与 Pointer 版本(仍然是 gcc)相比:
Dump of assembler code for function main:
0x0000000000001149 <+0>: endbr64
0x000000000000114d <+4>: push rbp
0x000000000000114e <+5>: mov rbp,rsp
0x0000000000001151 <+8>: sub rsp,0x30
0x0000000000001155 <+12>: mov rax,QWORD PTR fs:0x28
0x000000000000115e <+21>: mov QWORD PTR [rbp-0x8],rax
0x0000000000001162 <+25>: xor eax,eax
0x0000000000001164 <+27>: movabs rax,0x6f57206f6c6c6548
0x000000000000116e <+37>: mov QWORD PTR [rbp-0x15],rax
0x0000000000001172 <+41>: mov DWORD PTR [rbp-0xd],0x21646c72
0x0000000000001179 <+48>: mov BYTE PTR [rbp-0x9],0x0
0x000000000000117d <+52>: lea rax,[rbp-0x15]
0x0000000000001181 <+56>: mov QWORD PTR [rbp-0x20],rax
0x0000000000001185 <+60>: jmp 0x1196 <main+77>
0x0000000000001187 <+62>: mov rax,QWORD PTR [rbp-0x20]

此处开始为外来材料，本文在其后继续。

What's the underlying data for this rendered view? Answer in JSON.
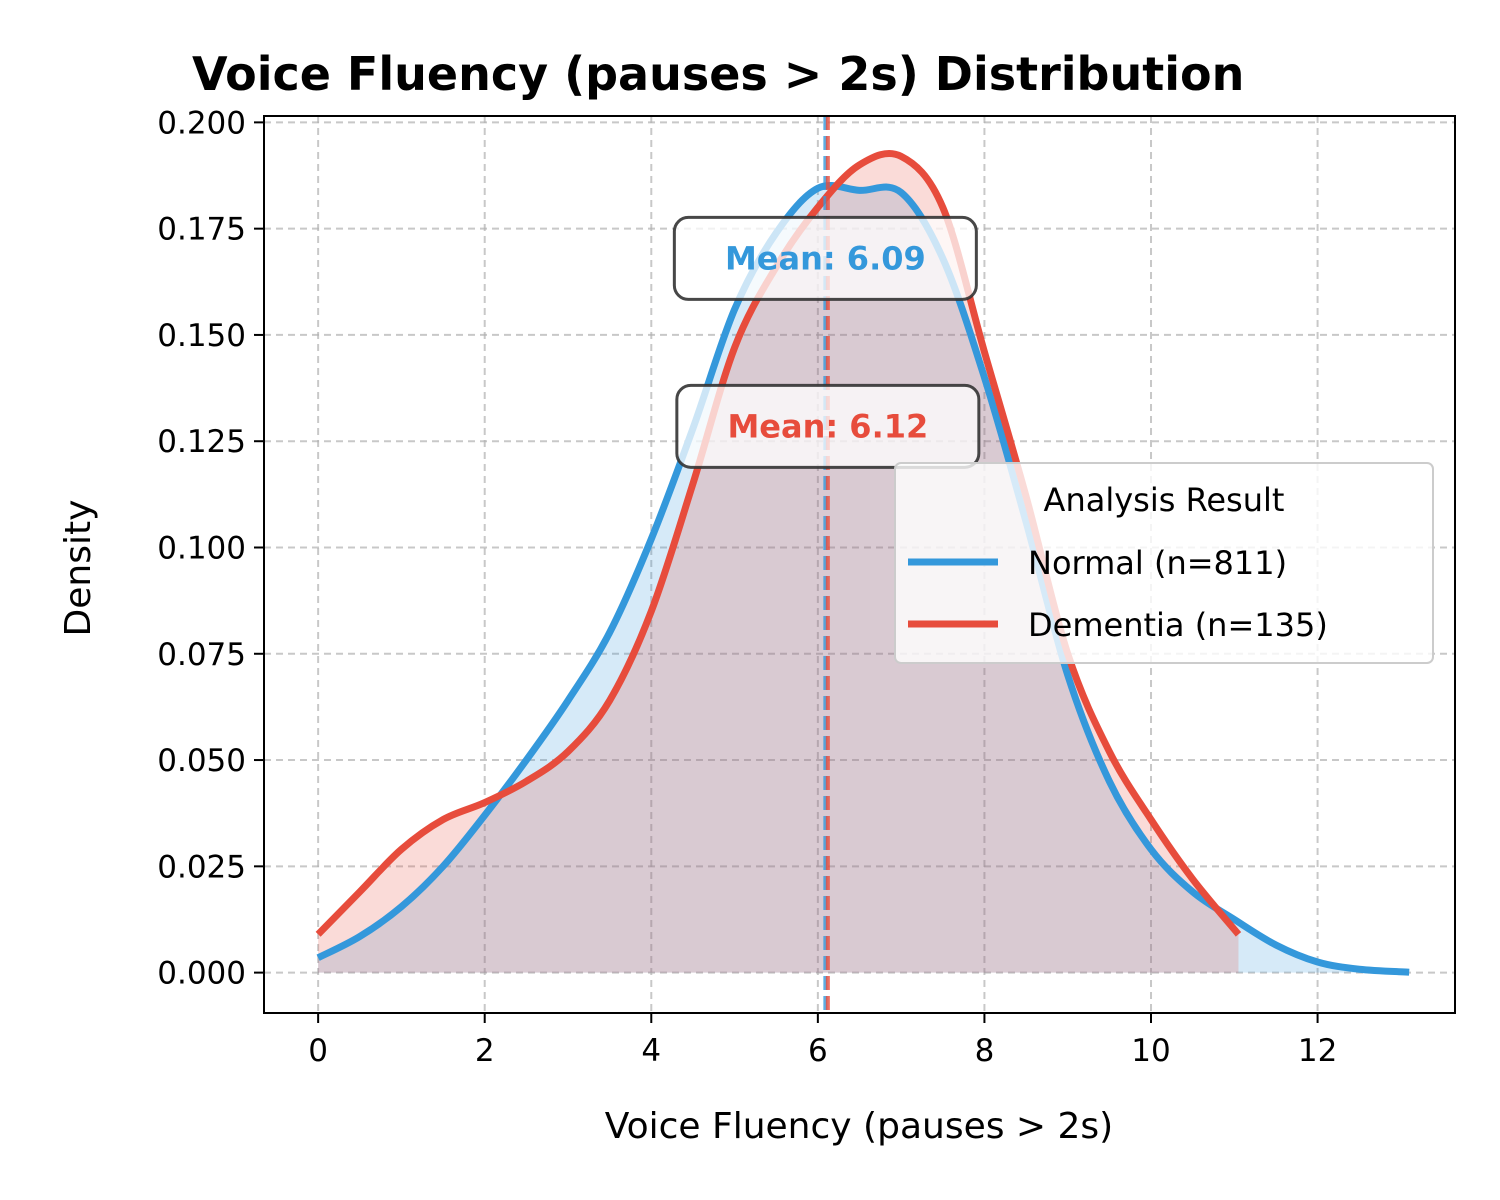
{
  "chart_data": {
    "type": "area",
    "title": "Voice Fluency (pauses > 2s) Distribution",
    "xlabel": "Voice Fluency (pauses > 2s)",
    "ylabel": "Density",
    "xlim": [
      -0.65,
      13.65
    ],
    "ylim": [
      -0.0095,
      0.2015
    ],
    "xticks": [
      0,
      2,
      4,
      6,
      8,
      10,
      12
    ],
    "yticks": [
      0.0,
      0.025,
      0.05,
      0.075,
      0.1,
      0.125,
      0.15,
      0.175,
      0.2
    ],
    "xtick_labels": [
      "0",
      "2",
      "4",
      "6",
      "8",
      "10",
      "12"
    ],
    "ytick_labels": [
      "0.000",
      "0.025",
      "0.050",
      "0.075",
      "0.100",
      "0.125",
      "0.150",
      "0.175",
      "0.200"
    ],
    "grid": true,
    "legend": {
      "title": "Analysis Result",
      "placement": "center-right"
    },
    "series": [
      {
        "name": "Normal (n=811)",
        "color": "#3498db",
        "mean": 6.09,
        "mean_label": "Mean: 6.09",
        "x": [
          0,
          0.5,
          1,
          1.5,
          2,
          2.5,
          3,
          3.5,
          4,
          4.5,
          5,
          5.5,
          6,
          6.5,
          7,
          7.5,
          8,
          8.5,
          9,
          9.5,
          10,
          10.5,
          11,
          11.5,
          12,
          12.5,
          13.1
        ],
        "y": [
          0.0035,
          0.0085,
          0.0155,
          0.025,
          0.037,
          0.05,
          0.064,
          0.08,
          0.102,
          0.128,
          0.156,
          0.174,
          0.1845,
          0.184,
          0.1835,
          0.168,
          0.14,
          0.106,
          0.07,
          0.045,
          0.029,
          0.019,
          0.0125,
          0.0065,
          0.0025,
          0.0008,
          0.0001
        ]
      },
      {
        "name": "Dementia (n=135)",
        "color": "#e74c3c",
        "mean": 6.12,
        "mean_label": "Mean: 6.12",
        "x": [
          0,
          0.5,
          1,
          1.5,
          2,
          2.5,
          3,
          3.5,
          4,
          4.5,
          5,
          5.5,
          6,
          6.5,
          7,
          7.5,
          8,
          8.5,
          9,
          9.5,
          10,
          10.5,
          11.05
        ],
        "y": [
          0.009,
          0.019,
          0.029,
          0.036,
          0.04,
          0.045,
          0.052,
          0.064,
          0.085,
          0.115,
          0.147,
          0.166,
          0.18,
          0.19,
          0.192,
          0.18,
          0.146,
          0.112,
          0.075,
          0.052,
          0.036,
          0.022,
          0.009
        ]
      }
    ]
  }
}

0x000000000000118b <+66>: movzx eax,BYTE PTR [rax]
0x000000000000118e <+69>: mov BYTE PTR [rbp-0x21],al
0x0000000000001191 <+72>: add QWORD PTR [rbp-0x20],0x1
0x0000000000001196 <+77>: mov rax,QWORD PTR [rbp-0x20]
0x000000000000119a <+81>: movzx eax,BYTE PTR [rax]
0x000000000000119d <+84>: test al,al
0x000000000000119f <+86>: jne 0x1187 <main+62>
0x00000000000011a1 <+88>: mov eax,0x0
0x00000000000011a6 <+93>: mov rdx,QWORD PTR [rbp-0x8]
0x00000000000011aa <+97>: sub rdx,QWORD PTR fs:0x28
0x00000000000011b3 <+106>: je 0x11ba <main+113>
0x00000000000011b5 <+108>: call 0x1050 <__stack_chk_fail@plt>
0x00000000000011ba <+113>: leave
0x00000000000011bb <+114>: ret
End of assembler dump.
你可以看到第二个代码有更少的 movzx 并且没有 cdqe 指令,这意味着更少的内存访问,因为它直接递增指针而不是进行中间读取和计算。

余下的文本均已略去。